Habis satu masalah, buntunya pun
mengikuti. Tak cukup merdeka saja untuk mencapai kesejahteraan
publik, utopia tiap bangsa. Tak lama pasca proklamasi, pemuda
Indonesia harus turun kembali ke medan perjuangan. Pasalnya,
pemerintah yang diandalkan rakyat rupanya membelot, menguntungkan
dirinya sendiri dan menyengsarakan rakyat dengan politik otoriter.

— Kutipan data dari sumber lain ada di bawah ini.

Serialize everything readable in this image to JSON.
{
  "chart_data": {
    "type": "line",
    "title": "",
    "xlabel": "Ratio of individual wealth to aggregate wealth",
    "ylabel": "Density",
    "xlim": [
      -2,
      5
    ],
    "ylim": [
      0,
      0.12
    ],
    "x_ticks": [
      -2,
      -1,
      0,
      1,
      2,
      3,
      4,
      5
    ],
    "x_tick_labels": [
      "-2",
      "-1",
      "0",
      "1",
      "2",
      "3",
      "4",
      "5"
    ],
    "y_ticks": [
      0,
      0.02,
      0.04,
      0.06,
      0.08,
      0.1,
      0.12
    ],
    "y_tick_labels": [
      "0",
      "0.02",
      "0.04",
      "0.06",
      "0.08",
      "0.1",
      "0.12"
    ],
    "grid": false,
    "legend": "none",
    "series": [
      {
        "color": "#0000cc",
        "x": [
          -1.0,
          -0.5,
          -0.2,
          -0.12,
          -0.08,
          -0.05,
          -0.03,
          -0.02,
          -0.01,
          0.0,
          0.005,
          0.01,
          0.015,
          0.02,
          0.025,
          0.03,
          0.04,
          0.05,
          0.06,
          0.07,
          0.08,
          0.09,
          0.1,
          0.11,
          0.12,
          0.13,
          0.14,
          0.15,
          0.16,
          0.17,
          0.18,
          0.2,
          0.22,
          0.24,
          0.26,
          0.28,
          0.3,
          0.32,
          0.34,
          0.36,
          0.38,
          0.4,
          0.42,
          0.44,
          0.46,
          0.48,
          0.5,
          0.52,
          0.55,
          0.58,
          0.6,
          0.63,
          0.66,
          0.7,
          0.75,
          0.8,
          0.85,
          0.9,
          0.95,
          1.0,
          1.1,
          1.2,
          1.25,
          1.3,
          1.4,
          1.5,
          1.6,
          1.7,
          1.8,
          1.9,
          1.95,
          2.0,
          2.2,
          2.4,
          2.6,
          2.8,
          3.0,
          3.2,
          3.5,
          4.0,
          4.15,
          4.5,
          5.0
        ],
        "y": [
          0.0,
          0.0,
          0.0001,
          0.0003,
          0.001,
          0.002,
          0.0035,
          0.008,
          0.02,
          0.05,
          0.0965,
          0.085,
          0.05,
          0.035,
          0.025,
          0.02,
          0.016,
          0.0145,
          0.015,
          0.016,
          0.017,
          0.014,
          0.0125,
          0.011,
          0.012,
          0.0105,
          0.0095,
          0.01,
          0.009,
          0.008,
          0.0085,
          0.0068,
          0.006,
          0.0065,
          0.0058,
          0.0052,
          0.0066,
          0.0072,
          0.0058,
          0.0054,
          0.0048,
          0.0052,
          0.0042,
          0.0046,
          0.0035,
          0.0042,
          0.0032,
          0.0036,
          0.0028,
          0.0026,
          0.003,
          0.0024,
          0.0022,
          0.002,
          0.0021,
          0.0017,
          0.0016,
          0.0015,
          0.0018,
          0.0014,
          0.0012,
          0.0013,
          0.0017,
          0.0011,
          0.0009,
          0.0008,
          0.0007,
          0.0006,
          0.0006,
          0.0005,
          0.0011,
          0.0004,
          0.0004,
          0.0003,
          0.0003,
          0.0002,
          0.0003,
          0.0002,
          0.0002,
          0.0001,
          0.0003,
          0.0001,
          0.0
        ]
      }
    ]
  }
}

Walaupun upaya pemuda berhasil, lagi-lagi tak sedikit korban jatuh di
pihak rakyat, pun pemuda sendiri.
Pemuda lagi, lagi-lagi yang muda.
Memang benar, sebelum tiba kehancuran
hakiki masalah takkan pernah habis, lagi dan datang lagi. Rupanya
setelah rea reformasi dibentuk, masalah semakin banyak dan kompleks,
menampakkan cacat bangsa ini. Apalagi korupsi. Agaknya sangat
terlambat kita sadari – atau mungkin sengaja – korupsi
menggerogoti bangsa ini. Namun bila kita mau menilik lebih tajam,
sebenarnya permasalahan ini sudah terlanjur basi. Oknum-oknum
pemerintahan sudah terbiasa dengan lingkungan – budaya – korupsi,
meski awalnya mereka tak memiliki itikad memperkaya diri. Namun –
meski tidak semua – ternyata bau korupsi lebih merangsang hasrat
tiap oknum pemerintah yang masih nggumun
dengan harta dan kuasa, membuatnya menggadaikan loyalitas terhadap
negeri dan menarik kesempatan kotor.Bahkan lebih dari itu, bau
korupsi – musuh kita yang ‘baru’ – ini sudah menjangkiti
hamper seluruh elemen yang bercelah keuntungan pribadi, termasuk di
dunia swasta. Kenyataan ini sudah begitu lekat dalam kehidupan kita,
tak ayal bila ‘budaya korupsi’ adalah kata yang pantas sebagai
gelarnya.
Satu pengalaman menarik yang saya
alami kala terlibat dalam kepanitiaan sebuah acara. Ternyata
pengeluaran yang terjadi di lapangan lebih sedikit dari yang sudah
dijadwalkan di proposal. Alhasil menghasilkan sisa yang menganggur.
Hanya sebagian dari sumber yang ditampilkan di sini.